Hong Kong shares advance on expectations of cross-border trading connect, Shanghai shares end little changed
Hang Seng Index tacks on 0.9 per cent, while Shanghai Composite slips 0.05 per cent
Hong Kong stocks surged on Friday afternoon on media report that a Shenzhen stock connect is around the corner, while mainland shares ended flat, chalking up the sixth weekly loss in a row—the longest in four years.
The Hang Seng Index climbed up 0.88 per cent, or 179.66 points, to 20,576.77, the highest since May 3. The Hang Seng China Enterprises index gained 0.81 per cent, or 69.09 points, to 8,595.28. Trading turnover in Hong Kong reached HK$55.52 billion.
In the mainland, the benchmark Shanghai Composite Index dropped 0.05 per cent, or 1.4 points, to 2,821.03 while the CSI 300 — which tracks the largest companies listed in Shanghai and Shenzhen — fell 0.06 per cent, or 1.71 points, to 3,062.5.
The Shenzhen Composite Index lost 0.1 per cent or 1.89 points to 1,807.04 and the Nasdaq-style ChiNext slipped 0.77 per cent, or 16.12 points, to 2,069.89.
Trading turnover in Shanghai and Shenzhen was a relatively low 378.4 billion yuan. .
Local newspaper Hong Kong Economic Times reported that the Hong Kong bourse may soon expand the quota for southbound trading under the Shanghai Hong Kong Stock Connect, given that the original quota would be filled in three and half months. It also cited an analyst as saying that Beijing next week may announce the debut of the Shenzhen stock connect on July 1.
“Investors were just speculating on the news,” Castor Pang, Core Pacific Yamaich head of research said.
The spokesperson of local exchange said it has not known the timeline to launch the Shenzhen stock connect, reiterating that it requires three to four months to prepare after regulators green light launch.
In Hong Kong market, securities stocks tilted higher, accompanied by Hong Kong Exchanges and Clearing shares, which rose 2.19 per cent to HK$182.3.
In other action, mainland banks, insurers and Hong Kong developers rose together.
Tencent Holdings shares rose 4.52 per cent to HK$171.2 to become the best performing blue chip. The closing price was a record high for the share which made its Hong Kong trading debut in 2004. AIA Group shares rose 0.79 per cent to finish at HK$44.85 and HSBC shares ended flat.
Tingyi (Cayman Islands) Holding, the beverage and instant noodle makers, became the worst-performing blue chip with shares falling 10.21 per cent to HK$7.21. Its net profit for the first quarter was down 46 per cent year on year to US$58.01 million.

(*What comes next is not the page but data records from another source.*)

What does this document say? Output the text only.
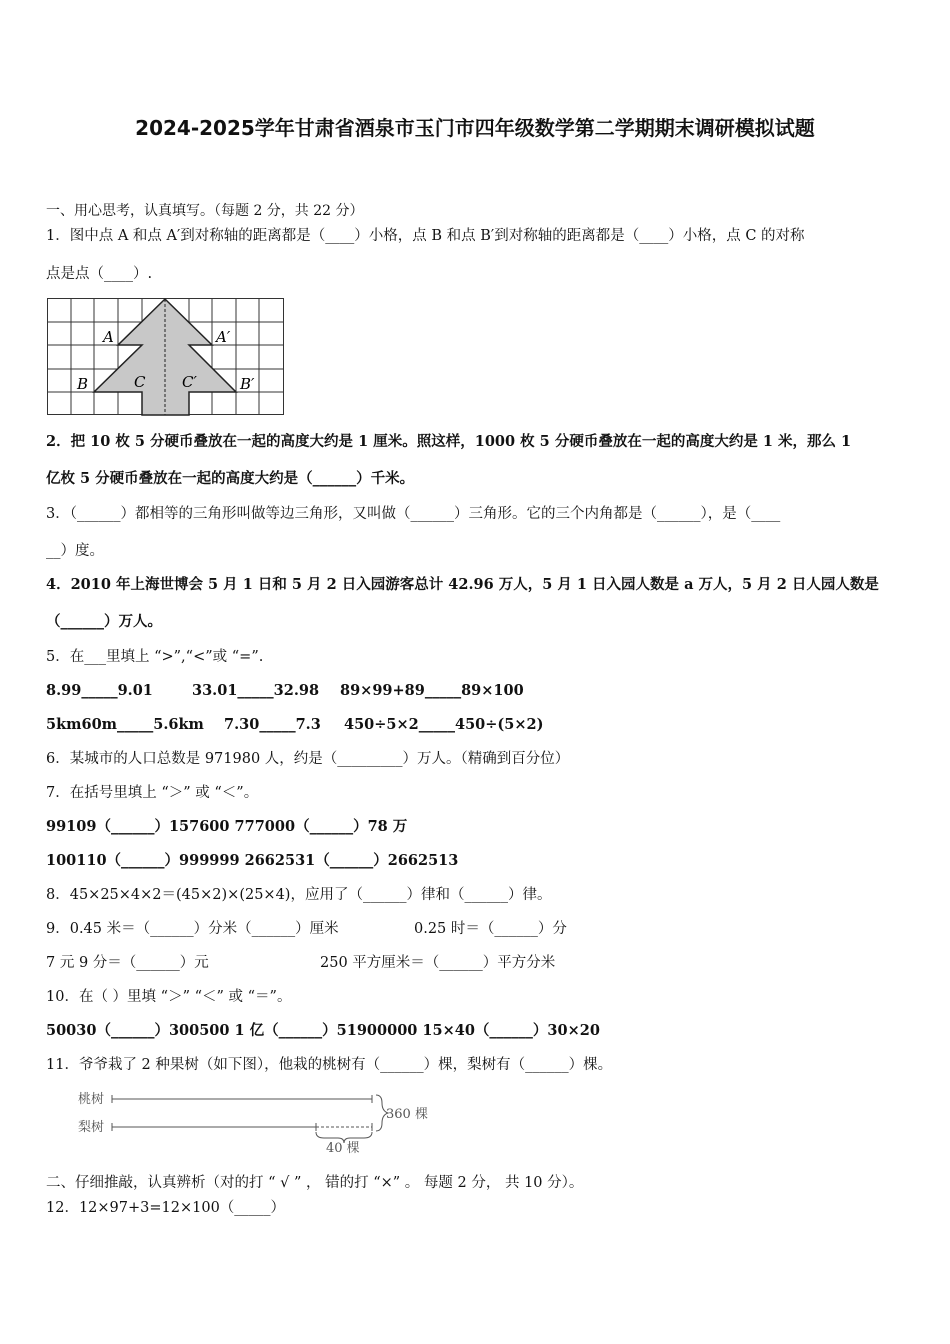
2024-2025学年甘肃省酒泉市玉门市四年级数学第二学期期末调研模拟试题
一、用心思考，认真填写。（每题 2 分，共 22 分）
1．图中点 A 和点 A′到对称轴的距离都是（____）小格，点 B 和点 B′到对称轴的距离都是（____）小格，点 C 的对称
点是点（____）.
A	A′
B	C C′	B′
2．把 10 枚 5 分硬币叠放在一起的高度大约是 1 厘米。照这样，1000 枚 5 分硬币叠放在一起的高度大约是 1 米，那么 1
亿枚 5 分硬币叠放在一起的高度大约是（______）千米。
3．（______）都相等的三角形叫做等边三角形，又叫做（______）三角形。它的三个内角都是（______），是（____
__）度。
4．2010 年上海世博会 5 月 1 日和 5 月 2 日入园游客总计 42.96 万人，5 月 1 日入园人数是 a 万人，5 月 2 日人园人数是
（______）万人。
5．在___里填上 “>”,“<”或 “=”.
8.99_____9.01	33.01_____32.98 89×99+89_____89×100
5km60m_____5.6km 7.30_____7.3 450÷5×2_____450÷(5×2)
6．某城市的人口总数是 971980 人，约是（_________）万人。（精确到百分位）
7．在括号里填上 “＞” 或 “＜”。
99109（______）157600 777000（______）78 万
100110（______）999999 2662531（______）2662513
8．45×25×4×2＝(45×2)×(25×4)，应用了（______）律和（______）律。
9．0.45 米＝（______）分米（______）厘米	0.25 时＝（______）分
7 元 9 分＝（______）元	250 平方厘米＝（______）平方分米
10．在（ ）里填 “＞” “＜” 或 “＝”。
50030（______）300500 1 亿（______）51900000 15×40（______）30×20
11．爷爷栽了 2 种果树（如下图），他栽的桃树有（______）棵，梨树有（______）棵。
桃树
梨树
360 棵
40 棵
二、仔细推敲，认真辨析（对的打 “ √ ” ， 错的打 “×” 。 每题 2 分， 共 10 分）。
12．12×97+3=12×100（_____）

Daily trading turnover of blue chips usually account for 32 per cent of the total turnover, but it climbed to 42 per cent during Friday’s session, Pang said.

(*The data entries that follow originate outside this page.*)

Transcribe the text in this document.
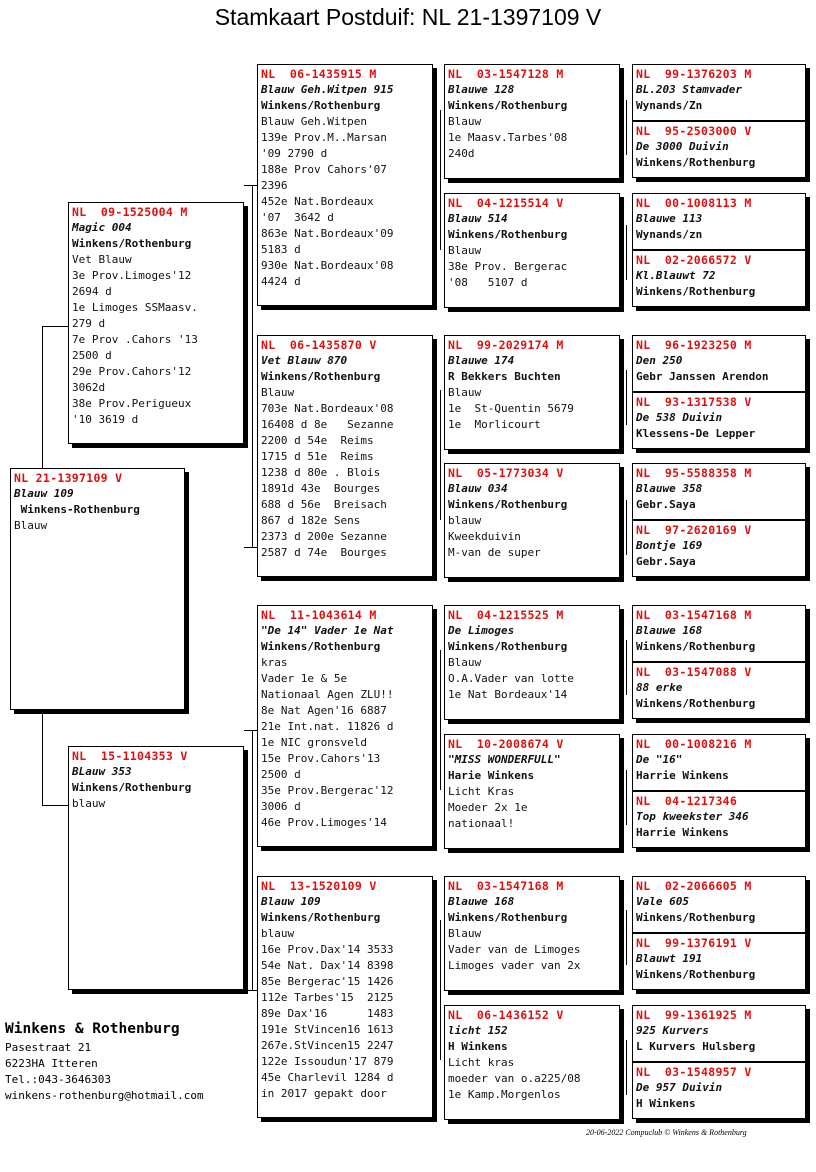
Stamkaart Postduif: NL 21-1397109 V
NL 21-1397109 V
Blauw 109
Winkens-Rothenburg
Blauw
NL  09-1525004 M
Magic 004
Winkens/Rothenburg
Vet Blauw
3e Prov.Limoges'12
2694 d
1e Limoges SSMaasv.
279 d
7e Prov .Cahors '13
2500 d
29e Prov.Cahors'12
3062d
38e Prov.Perigueux
'10 3619 d
NL  15-1104353 V
BLauw 353
Winkens/Rothenburg
blauw
NL  06-1435915 M
Blauw Geh.Witpen 915
Winkens/Rothenburg
Blauw Geh.Witpen
139e Prov.M..Marsan
'09 2790 d
188e Prov Cahors'07
2396
452e Nat.Bordeaux
'07  3642 d
863e Nat.Bordeaux'09
5183 d
930e Nat.Bordeaux'08
4424 d
NL  06-1435870 V
Vet Blauw 870
Winkens/Rothenburg
Blauw
703e Nat.Bordeaux'08
16408 d 8e   Sezanne
2200 d 54e  Reims
1715 d 51e  Reims
1238 d 80e . Blois
1891d 43e  Bourges
688 d 56e  Breisach
867 d 182e Sens
2373 d 200e Sezanne
2587 d 74e  Bourges
NL  11-1043614 M
"De 14" Vader 1e Nat
Winkens/Rothenburg
kras
Vader 1e & 5e
Nationaal Agen ZLU!!
8e Nat Agen'16 6887
21e Int.nat. 11826 d
1e NIC gronsveld
15e Prov.Cahors'13
2500 d
35e Prov.Bergerac'12
3006 d
46e Prov.Limoges'14
NL  13-1520109 V
Blauw 109
Winkens/Rothenburg
blauw
16e Prov.Dax'14 3533
54e Nat. Dax'14 8398
85e Bergerac'15 1426
112e Tarbes'15  2125
89e Dax'16      1483
191e StVincen16 1613
267e.StVincen15 2247
122e Issoudun'17 879
45e Charlevil 1284 d
in 2017 gepakt door
NL  03-1547128 M
Blauwe 128
Winkens/Rothenburg
Blauw
1e Maasv.Tarbes'08
240d
NL  04-1215514 V
Blauw 514
Winkens/Rothenburg
Blauw
38e Prov. Bergerac
'08   5107 d
NL  99-2029174 M
Blauwe 174
R Bekkers Buchten
Blauw
1e  St-Quentin 5679
1e  Morlicourt
NL  05-1773034 V
Blauw 034
Winkens/Rothenburg
blauw
Kweekduivin
M-van de super
NL  04-1215525 M
De Limoges
Winkens/Rothenburg
Blauw
O.A.Vader van lotte
1e Nat Bordeaux'14
NL  10-2008674 V
"MISS WONDERFULL"
Harie Winkens
Licht Kras
Moeder 2x 1e
nationaal!
NL  03-1547168 M
Blauwe 168
Winkens/Rothenburg
Blauw
Vader van de Limoges
Limoges vader van 2x
NL  06-1436152 V
licht 152
H Winkens
Licht kras
moeder van o.a225/08
1e Kamp.Morgenlos
NL  99-1376203 M
BL.203 Stamvader
Wynands/Zn
NL  95-2503000 V
De 3000 Duivin
Winkens/Rothenburg
NL  00-1008113 M
Blauwe 113
Wynands/zn
NL  02-2066572 V
Kl.Blauwt 72
Winkens/Rothenburg
NL  96-1923250 M
Den 250
Gebr Janssen Arendon
NL  93-1317538 V
De 538 Duivin
Klessens-De Lepper
NL  95-5588358 M
Blauwe 358
Gebr.Saya
NL  97-2620169 V
Bontje 169
Gebr.Saya
NL  03-1547168 M
Blauwe 168
Winkens/Rothenburg
NL  03-1547088 V
88 erke
Winkens/Rothenburg
NL  00-1008216 M
De "16"
Harrie Winkens
NL  04-1217346
Top kweekster 346
Harrie Winkens
NL  02-2066605 M
Vale 605
Winkens/Rothenburg
NL  99-1376191 V
Blauwt 191
Winkens/Rothenburg
NL  99-1361925 M
925 Kurvers
L Kurvers Hulsberg
NL  03-1548957 V
De 957 Duivin
H Winkens
Winkens & Rothenburg
Pasestraat 21
6223HA Itteren
Tel.:043-3646303
winkens-rothenburg@hotmail.com
20-06-2022 Compuclub © Winkens & Rothenburg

“Today’s rebound was driven by securities firms and HKEX. Small and mid-sized companies did not rally together and the turnover did not rise much. The sentiment is not strong enough and investors may turn cautious before regulators confirm the news,” Jason Chan, Southwest Securities investment manager, said.

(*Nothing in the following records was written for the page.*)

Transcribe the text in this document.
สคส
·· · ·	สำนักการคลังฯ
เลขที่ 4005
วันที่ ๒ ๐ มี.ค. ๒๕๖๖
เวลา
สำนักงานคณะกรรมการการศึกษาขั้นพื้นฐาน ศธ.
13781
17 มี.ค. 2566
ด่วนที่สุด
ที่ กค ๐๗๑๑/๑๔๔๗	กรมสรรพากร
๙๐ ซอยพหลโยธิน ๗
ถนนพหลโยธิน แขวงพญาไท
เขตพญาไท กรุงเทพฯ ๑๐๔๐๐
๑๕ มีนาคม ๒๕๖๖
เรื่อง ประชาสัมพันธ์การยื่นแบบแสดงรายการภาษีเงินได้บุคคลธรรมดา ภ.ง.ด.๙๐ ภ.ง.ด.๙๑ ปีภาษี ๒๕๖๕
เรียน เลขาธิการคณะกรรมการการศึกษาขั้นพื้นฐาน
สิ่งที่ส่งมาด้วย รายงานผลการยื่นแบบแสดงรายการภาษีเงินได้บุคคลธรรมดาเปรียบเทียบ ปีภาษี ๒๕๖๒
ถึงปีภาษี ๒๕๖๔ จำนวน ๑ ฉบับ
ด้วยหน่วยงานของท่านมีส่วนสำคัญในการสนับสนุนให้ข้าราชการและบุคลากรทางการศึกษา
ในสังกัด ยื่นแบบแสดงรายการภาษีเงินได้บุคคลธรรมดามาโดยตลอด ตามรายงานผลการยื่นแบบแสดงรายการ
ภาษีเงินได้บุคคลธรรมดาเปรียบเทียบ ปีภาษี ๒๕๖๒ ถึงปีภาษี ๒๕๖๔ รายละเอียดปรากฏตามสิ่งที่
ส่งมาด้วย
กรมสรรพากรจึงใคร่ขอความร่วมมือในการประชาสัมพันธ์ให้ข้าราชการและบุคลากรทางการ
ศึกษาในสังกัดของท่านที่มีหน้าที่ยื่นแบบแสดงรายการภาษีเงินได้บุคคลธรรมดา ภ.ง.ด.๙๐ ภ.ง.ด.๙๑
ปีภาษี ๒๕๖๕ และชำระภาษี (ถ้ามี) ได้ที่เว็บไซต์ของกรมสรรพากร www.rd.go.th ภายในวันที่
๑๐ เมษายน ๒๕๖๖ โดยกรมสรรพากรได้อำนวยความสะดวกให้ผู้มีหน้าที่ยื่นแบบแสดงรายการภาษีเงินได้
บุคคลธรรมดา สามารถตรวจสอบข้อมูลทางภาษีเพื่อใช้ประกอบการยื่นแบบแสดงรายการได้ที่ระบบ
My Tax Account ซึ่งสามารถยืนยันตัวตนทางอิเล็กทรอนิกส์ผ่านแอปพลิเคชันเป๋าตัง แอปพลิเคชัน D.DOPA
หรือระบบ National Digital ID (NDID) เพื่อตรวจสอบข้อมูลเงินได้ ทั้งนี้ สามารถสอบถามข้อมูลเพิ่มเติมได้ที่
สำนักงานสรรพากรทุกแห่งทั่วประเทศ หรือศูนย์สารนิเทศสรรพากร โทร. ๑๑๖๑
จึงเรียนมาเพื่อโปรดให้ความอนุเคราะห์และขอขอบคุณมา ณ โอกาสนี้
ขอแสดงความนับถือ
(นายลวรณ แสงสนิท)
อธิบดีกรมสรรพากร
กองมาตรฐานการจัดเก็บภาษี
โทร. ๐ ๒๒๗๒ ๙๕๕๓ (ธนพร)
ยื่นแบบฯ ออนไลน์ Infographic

“As the A-share market lost direction and has stood flat for some time, some capital flew to the Hong Kong market,” Jason Chan, Southwest Securities investment manager, said.
“A-shares have been strange. There seems to be a hand shoring up the benchmark once it slides to 2,800. But there is no momentum to climb up,” Pang said.
The price/earnings ratio of the Shanghai Composite Index, at 12 times, is still expensive for a market where economic growth is slowing down, Pang said.
For the week, the Shanghai Composite Index lost 0.16 per cent, while the Hang Seng Index surged 3.65 per cent, its biggest weekly gain in six weeks.
Additional reporting by Naomi Ng.
An earlier version of this story stated an incorrect figure for the daily turnover of the Hong Kong stock market. The figure has been corrected.